Published online by Cambridge University Press: 05 August 2014
Can anyone think of the Niger Delta
and not feel an ache in his heart?
–Ogaga IfowodoSo far in this study, I have examined The Ozidi Saga as a work of oral art on the evidence of a text of the Ozidi story presented by one master narrator, Okabou Ojobolo of Sama, whom Clark-Bekederemo had the singular good fortune to record in a command performance. Although the story has long fl ourished as part of a periodic festival no longer vibrantly observed as in the past among the Ijo of the Niger Delta, there has been no other record of it comparable in size and significance to what Okabou has given us.

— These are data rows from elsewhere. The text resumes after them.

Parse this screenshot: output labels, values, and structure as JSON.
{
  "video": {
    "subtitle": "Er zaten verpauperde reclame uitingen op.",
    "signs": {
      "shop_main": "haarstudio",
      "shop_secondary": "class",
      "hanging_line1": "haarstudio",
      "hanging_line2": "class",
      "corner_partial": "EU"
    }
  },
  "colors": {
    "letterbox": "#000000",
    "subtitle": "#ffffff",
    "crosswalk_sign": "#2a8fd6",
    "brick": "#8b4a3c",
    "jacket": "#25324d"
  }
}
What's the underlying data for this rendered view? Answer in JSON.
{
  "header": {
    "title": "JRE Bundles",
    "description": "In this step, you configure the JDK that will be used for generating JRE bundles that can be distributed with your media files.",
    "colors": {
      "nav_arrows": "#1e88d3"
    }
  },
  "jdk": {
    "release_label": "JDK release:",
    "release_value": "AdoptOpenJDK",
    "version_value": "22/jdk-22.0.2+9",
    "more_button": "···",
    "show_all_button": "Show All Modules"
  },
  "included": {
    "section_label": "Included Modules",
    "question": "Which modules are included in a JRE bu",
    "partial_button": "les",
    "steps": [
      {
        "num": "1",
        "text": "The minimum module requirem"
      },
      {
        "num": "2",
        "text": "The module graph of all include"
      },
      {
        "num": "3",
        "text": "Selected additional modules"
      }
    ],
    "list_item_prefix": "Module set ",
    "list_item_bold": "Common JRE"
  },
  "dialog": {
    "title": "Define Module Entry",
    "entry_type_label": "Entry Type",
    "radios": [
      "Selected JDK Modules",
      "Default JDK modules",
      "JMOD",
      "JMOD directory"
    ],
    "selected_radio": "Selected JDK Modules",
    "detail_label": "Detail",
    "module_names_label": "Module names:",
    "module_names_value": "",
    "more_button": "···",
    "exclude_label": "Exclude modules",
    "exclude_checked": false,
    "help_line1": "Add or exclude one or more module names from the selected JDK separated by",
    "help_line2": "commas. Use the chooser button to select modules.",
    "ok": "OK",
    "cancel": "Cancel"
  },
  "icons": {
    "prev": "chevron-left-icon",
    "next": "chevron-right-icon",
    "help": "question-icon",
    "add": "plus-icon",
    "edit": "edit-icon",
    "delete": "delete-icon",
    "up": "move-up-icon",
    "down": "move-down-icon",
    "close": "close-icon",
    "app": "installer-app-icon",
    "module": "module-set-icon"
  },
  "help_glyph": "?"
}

The 16mm film made by Clark-Bekederemo and a production crew from the University of Ibadan—from a performance by Erivini in the Niger Delta—featured the ritual drama of the myth so prominently that the accompanying verbal text spoken by the officiant-performer was little more than “a program sheet,” according to Clark-Bekederemo. The other narrator (Afoluwa) from whom Clark-Bekederemo tried to collect a version of the story (in Lagos, then capital of Nigeria) failed to rise to the level of effort demanded by the task. The only other document relating to the Ozidi tradition that claims our attention is a play (Ozidi) that Clark-Bekederemo published in 1966, three years after he recorded Okabou's performance in Ibadan.